Prices jumped around $2 a barrel Friday after the world’s prime two economies stated they’d made progress on trade discussions while U.S. officers said the settlement might be signed this month.
Brent crude futures for January dropped 31 cents to $61.38 a barrel, while December U.S. crude futures was at $55.91 per barrel, down 29 cents.
The US and the EU are set to reveal manufacturing data on Monday with more U.S. and Chinese data to emerge later in the week.
Nonetheless, a drop in the U.S. rig count for a second consecutive week and an upbeat U.S. jobs report supported oil prices last week. Independent producers pare spending after record production weighed on the scope for energy prices.

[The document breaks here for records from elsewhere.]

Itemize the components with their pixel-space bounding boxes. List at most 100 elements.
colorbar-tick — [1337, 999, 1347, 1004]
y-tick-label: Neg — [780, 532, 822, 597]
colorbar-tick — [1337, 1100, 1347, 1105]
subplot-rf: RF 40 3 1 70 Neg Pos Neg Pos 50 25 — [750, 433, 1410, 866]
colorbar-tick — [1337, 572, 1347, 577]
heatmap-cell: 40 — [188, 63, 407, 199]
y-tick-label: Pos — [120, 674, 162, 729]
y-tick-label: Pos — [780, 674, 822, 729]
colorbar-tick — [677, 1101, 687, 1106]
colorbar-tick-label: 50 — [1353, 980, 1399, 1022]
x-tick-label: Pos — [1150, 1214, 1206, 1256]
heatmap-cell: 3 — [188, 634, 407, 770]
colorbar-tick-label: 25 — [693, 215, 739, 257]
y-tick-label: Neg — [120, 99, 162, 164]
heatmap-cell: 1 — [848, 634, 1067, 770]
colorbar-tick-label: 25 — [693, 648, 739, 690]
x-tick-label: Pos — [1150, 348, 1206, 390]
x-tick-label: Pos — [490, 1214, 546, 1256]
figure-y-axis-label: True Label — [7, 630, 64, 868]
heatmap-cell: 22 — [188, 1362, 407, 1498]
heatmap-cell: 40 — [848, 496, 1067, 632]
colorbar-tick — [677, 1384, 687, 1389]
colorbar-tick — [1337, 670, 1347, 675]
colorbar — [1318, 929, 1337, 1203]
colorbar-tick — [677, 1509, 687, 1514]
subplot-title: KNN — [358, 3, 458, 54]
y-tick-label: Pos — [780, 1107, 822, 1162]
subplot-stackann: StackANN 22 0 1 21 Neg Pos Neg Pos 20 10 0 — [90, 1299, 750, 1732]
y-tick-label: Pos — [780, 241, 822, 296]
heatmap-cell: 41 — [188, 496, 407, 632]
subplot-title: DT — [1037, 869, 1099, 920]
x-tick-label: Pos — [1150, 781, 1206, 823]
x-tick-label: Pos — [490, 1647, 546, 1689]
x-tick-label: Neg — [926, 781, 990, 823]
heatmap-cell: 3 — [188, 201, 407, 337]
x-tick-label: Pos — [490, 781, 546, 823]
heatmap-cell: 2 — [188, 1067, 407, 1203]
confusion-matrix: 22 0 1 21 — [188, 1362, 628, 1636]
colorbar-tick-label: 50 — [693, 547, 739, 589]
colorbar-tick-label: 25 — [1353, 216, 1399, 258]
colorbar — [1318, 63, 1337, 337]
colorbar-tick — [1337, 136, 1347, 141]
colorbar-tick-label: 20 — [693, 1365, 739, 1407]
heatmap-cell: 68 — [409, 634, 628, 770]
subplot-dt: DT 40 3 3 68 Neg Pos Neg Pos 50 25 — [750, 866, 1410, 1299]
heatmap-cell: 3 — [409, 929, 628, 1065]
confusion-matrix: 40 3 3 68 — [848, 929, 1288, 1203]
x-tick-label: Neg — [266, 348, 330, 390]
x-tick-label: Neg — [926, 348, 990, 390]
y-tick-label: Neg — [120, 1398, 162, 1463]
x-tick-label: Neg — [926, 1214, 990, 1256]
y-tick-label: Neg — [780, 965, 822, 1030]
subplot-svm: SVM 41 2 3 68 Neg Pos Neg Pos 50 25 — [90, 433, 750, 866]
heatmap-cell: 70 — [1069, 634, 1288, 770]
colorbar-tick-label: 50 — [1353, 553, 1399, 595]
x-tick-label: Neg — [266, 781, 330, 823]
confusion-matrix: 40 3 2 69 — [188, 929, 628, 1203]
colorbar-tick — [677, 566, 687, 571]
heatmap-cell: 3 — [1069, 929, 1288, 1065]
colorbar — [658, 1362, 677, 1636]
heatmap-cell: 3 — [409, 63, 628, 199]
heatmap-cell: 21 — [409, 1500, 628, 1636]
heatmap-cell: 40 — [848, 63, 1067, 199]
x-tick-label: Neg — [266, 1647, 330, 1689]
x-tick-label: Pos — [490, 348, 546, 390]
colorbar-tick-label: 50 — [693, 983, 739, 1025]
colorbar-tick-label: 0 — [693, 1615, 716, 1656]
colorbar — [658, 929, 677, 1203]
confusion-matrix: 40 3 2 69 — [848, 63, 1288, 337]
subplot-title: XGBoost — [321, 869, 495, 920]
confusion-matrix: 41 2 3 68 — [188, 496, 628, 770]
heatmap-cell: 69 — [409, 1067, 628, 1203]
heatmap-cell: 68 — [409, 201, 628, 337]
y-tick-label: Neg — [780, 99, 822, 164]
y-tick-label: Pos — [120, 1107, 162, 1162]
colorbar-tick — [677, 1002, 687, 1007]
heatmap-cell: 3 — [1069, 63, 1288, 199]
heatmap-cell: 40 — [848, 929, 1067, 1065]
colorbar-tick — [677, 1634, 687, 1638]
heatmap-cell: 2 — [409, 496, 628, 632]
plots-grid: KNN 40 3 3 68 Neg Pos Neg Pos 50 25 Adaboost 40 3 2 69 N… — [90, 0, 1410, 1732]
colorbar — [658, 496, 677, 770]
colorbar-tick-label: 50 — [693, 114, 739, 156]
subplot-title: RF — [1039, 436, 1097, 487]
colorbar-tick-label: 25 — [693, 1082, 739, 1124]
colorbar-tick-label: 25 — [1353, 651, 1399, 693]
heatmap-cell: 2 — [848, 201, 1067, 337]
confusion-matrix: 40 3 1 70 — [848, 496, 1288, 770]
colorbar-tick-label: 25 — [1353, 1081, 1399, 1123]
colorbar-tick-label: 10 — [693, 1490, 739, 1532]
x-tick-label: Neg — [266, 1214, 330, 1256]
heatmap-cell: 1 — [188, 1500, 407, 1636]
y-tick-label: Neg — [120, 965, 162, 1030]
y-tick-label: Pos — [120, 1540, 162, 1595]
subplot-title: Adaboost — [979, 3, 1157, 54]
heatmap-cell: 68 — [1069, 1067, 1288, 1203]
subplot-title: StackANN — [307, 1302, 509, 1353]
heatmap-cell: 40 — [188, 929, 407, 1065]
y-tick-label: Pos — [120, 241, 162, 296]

Besides, underpinning U.S. crude prices was a shutdown of the Keystone pipeline that sends Canadian heavy crude to the United States. Owner TC Energy Corp stated Friday work was underway to plug the pipeline in North Dakota.
Production cuts by the Organization of the Petroleum Exporting Countries, Russia, and other producers – alliance known as OPEC+ – since January to reduce oil production by 1.2 million barrels a day are further propping up prices.
Nonetheless, Russia again missed its production cut target in October, energy ministry information showed Saturday.
OPEC’s output recovered in October from an eight-year low after a rapid rebound in Saudi Arabia’s production from strikes on its oil base in September offset losses in Ecuador and voluntary cuts under the agreement.